Les conséquences à long terme de l’hypersexualisation
Bien que l'hypersexualisation puisse offrir un soulagement immédiat, elle entraîne souvent des effets négatifs à long terme. L’étude de Mahoney et Lynch (2021) montre que si elle peut renforcer temporairement le sentiment de liberté, l'hypersexualisation peut aussi se transformer en comportement compulsif, empêchant d’avancer véritablemen. Anna explique ainsi avoir souvent eu l'impression d'être "piégée dans un cercle de comportements", où chaque tentative d'échapper à sa douleur ne faisait que l'enfermer davantage.
En réponse aux normes culturelles et sociales, certain.es rescapé.es s’engagent dans ces comportements pour éviter le jugement social ou pour répondre aux attentes sociétales. Campbell et Dworkin (2009) rappellent que la pression sociale et les normes culturelles en matière de sexualité influencent aussi ce phénomène, accentuant parfois la honte et la stigmatisation ressenties par les victimes.

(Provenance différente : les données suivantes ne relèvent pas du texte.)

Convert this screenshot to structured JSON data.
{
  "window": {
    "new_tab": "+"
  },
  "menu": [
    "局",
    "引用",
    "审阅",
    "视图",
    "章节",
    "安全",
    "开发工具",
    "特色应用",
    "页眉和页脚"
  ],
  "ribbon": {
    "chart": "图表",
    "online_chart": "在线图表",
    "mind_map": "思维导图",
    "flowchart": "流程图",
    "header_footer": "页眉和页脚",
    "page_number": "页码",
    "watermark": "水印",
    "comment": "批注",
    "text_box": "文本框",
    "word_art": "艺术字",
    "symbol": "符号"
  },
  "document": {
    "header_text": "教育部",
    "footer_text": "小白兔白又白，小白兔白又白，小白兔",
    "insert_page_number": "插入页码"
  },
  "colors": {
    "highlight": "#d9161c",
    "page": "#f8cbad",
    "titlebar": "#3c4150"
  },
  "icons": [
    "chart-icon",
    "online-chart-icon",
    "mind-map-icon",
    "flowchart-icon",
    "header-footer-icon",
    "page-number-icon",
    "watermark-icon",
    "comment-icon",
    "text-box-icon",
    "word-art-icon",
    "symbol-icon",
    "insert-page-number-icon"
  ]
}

Comment Gérer l'Hypersexualisation et ses Conséquences
Comme la dissociation, l’hypersexualisation nécessite un accompagnement thérapeutique spécifique. La thérapie cognitivo-comportementale (TCC) et l'EMDR (Eye Movement Desensitization and Reprocessing) sont des approches efficaces pour aider les survivants à gérer et comprendre ces comportements. Des techniques de stabilisation émotionnelle, comme les exercices de respiration, le grounding (ancrage), et la pleine conscience, permettent aux victimes de retrouver une connexion plus saine avec leur corps et leurs émotions (van der Kolk, 2014).
Témoignage d'Anna
Anna illustre parfaitement le poids et l'ambiguïté de l'hypersexualisation comme réponse post-traumatique. Elle décrit une période où "les relations multiples étaient une manière de me réapproprier mon corps", mais au fil du temps, elle s'est retrouvée piégée dans ce comportement. C'est seulement à travers un suivi thérapeutique qu'elle a pu redéfinir sa relation avec son corps et sa sexualité, rétablissant ainsi un équilibre émotionnel.
Conclusion
L'hypersexualisation représente un mécanisme d’adaptation complexe. Bien que ce comportement puisse fournir un soulagement temporaire face au traumatisme, il comporte également des risques pour la santé mentale à long terme. En intégrant ces comportements dans des soins thérapeutiques adaptés, il est possible de guider les survivants vers une vie plus saine, en leur permettant de reconstruire leur relation avec leur corps et leur sexualité.
Références
- Campbell, R., & Dworkin, E. R. (2009). An ecological model of the impact of sexual assault on women's mental health. Trauma, Violence, & Abuse, 10(3), 225-246.
- Deliramich, A. N., & Gray, M. J. (2008). Changes in women's sexual behavior following sexual assault. Behavior Modification, 32(5), 611-621.
- Fortier, M. A., & DiLillo, D. (2009). Severity of child sexual abuse and revictimization: The mediating role of coping and trauma symptoms. Journal of Interpersonal Violence, 24(8), 1450-1467.
- Mahoney, A., & Lynch, S. M. (2021). The indirect effect of coping self-efficacy on the relation between sexual violence and PTSD symptoms. Journal of Interpersonal Violence.
- Stockman, J. K., et al. (2024). Coping with sexuality following adult sexual violence. Journal of Trauma and Dissociation.
- van der Kolk, B. A. (2014). The Body Keeps the Score: Brain, Mind, and Body in the Healing of Trauma. Viking.